Dans un souci de continuité, l'entreprise a réaffirmé à plusieurs reprises son engagement envers les États-Unis, l'un de ses principaux marchés stratégiques. Au cours des vingt dernières années, Iberdrola a investi près de 50 milliards de dollars dans le pays et prévoit d'y consacrer 20 milliards de dollars supplémentaires d'ici 2030 afin de moderniser et de poursuivre le développement de son réseau électrique et de sa production d'énergie propre. L'entreprise dispose déjà d'une capacité de production opérationnelle de 10 500 MW aux États-Unis, avec une présence particulièrement forte dans le Massachusetts.
La direction d'Iberdrola a souligné que, contrairement aux changements réglementaires observés en Espagne, les États-Unis continuent d'offrir un cadre juridique attractif pour les investissements énergétiques. Cependant, le processus n'a pas été sans embûches. L'acquisition de PNM Resources (valorisée à environ 11.000 milliards d'euros) a été bloquée par des décisions de justice fédérales, notamment en raison d'informations relatives aux pratiques d'embauche et aux enquêtes menées par le passé. Les relations politiques et l'image publique, bien qu'utiles, n'ont pas suffi à faire annuler ces décisions.

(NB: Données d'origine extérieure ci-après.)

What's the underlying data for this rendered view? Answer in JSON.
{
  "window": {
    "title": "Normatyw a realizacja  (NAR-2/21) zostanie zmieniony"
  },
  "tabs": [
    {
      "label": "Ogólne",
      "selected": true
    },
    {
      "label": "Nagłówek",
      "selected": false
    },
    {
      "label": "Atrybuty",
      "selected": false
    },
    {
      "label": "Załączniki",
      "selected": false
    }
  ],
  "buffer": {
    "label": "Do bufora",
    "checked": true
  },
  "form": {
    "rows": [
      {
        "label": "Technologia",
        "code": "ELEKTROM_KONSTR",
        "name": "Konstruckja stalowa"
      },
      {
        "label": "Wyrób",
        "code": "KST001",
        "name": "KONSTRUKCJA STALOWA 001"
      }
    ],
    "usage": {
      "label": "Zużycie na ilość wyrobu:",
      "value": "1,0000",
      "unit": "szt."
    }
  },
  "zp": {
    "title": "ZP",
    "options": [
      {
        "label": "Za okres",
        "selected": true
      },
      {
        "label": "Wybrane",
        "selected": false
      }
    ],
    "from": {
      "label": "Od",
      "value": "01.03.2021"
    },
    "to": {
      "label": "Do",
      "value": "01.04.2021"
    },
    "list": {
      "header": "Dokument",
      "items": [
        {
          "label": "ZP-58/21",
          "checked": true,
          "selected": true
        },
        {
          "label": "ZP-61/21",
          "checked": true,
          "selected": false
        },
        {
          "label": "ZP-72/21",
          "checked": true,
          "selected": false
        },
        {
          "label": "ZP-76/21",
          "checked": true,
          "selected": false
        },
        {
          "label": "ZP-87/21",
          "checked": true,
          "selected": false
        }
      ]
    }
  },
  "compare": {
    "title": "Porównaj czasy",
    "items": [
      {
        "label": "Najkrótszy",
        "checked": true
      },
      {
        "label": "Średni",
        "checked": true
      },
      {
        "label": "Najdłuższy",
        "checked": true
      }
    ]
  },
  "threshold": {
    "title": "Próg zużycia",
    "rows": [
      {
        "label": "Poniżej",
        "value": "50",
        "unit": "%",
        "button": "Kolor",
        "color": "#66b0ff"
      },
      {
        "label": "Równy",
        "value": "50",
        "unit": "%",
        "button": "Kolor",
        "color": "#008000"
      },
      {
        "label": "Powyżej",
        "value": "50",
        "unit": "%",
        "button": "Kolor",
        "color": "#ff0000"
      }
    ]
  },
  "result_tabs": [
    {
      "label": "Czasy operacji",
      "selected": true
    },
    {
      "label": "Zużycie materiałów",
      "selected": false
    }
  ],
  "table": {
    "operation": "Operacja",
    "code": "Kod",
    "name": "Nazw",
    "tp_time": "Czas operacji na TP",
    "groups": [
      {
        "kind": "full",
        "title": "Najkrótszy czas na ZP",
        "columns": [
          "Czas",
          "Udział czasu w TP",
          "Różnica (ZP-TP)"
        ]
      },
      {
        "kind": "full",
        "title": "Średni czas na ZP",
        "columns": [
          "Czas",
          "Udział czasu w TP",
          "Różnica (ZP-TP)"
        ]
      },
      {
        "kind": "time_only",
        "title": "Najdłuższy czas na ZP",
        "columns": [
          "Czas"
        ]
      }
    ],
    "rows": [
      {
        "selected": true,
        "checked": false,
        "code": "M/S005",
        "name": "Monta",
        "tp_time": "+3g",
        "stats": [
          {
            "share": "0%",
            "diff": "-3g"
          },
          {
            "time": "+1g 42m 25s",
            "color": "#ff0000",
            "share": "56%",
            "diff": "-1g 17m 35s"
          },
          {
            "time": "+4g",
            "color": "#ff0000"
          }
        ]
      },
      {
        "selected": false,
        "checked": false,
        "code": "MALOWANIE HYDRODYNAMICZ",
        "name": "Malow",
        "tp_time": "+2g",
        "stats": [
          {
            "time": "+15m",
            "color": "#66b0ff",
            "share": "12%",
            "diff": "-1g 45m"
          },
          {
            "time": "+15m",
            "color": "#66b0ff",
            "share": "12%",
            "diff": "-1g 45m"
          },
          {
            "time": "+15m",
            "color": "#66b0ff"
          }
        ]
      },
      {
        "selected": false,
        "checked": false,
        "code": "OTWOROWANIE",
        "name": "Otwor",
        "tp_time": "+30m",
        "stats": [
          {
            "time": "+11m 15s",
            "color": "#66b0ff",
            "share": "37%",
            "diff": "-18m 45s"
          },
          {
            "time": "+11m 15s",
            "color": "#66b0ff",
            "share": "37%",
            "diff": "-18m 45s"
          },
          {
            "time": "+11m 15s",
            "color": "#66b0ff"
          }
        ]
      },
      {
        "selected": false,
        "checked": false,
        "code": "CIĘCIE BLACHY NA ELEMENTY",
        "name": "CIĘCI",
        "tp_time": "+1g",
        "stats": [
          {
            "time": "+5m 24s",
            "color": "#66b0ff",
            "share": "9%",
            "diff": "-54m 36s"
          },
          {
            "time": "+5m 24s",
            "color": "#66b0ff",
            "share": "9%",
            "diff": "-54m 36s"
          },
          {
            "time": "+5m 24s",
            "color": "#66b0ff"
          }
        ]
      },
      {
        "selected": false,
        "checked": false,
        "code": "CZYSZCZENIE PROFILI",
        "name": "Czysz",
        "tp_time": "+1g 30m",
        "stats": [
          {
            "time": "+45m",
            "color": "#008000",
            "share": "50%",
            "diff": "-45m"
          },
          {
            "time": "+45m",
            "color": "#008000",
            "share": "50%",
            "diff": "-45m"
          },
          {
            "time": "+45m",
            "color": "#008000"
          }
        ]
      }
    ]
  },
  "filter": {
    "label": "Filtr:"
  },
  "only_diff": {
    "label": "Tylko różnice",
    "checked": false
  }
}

Compte tenu de la conjoncture actuelle et de l'instabilité politique, Iberdrola a choisi de conserver ses actifs dans les énergies renouvelables aux États-Unis, au moins jusqu'à ce que le contexte politique et financier soit plus favorable pour attirer de nouvelles offres répondant à ses attentes. Bien que le processus soit officiellement suspendu, des sources internes insistent sur le fait qu'il ne s'agit pas d'un abandon définitif de la vente, mais plutôt d'une pause stratégique.
L’évolution du marché énergétique américain et l’orientation future de la politique fédérale seront cruciales pour la capacité d’Iberdrola à réactiver son « Projet Maverick ». Pendant ce temps, l'entreprise électrique espagnole continue d'investir massivement dans la croissance aux États-Unis, tant dans les énergies renouvelables que dans la numérisation et l'expansion du réseau, mais ajuste le rythme de ses actions aux circonstances externes qui façonnent l'orientation du secteur.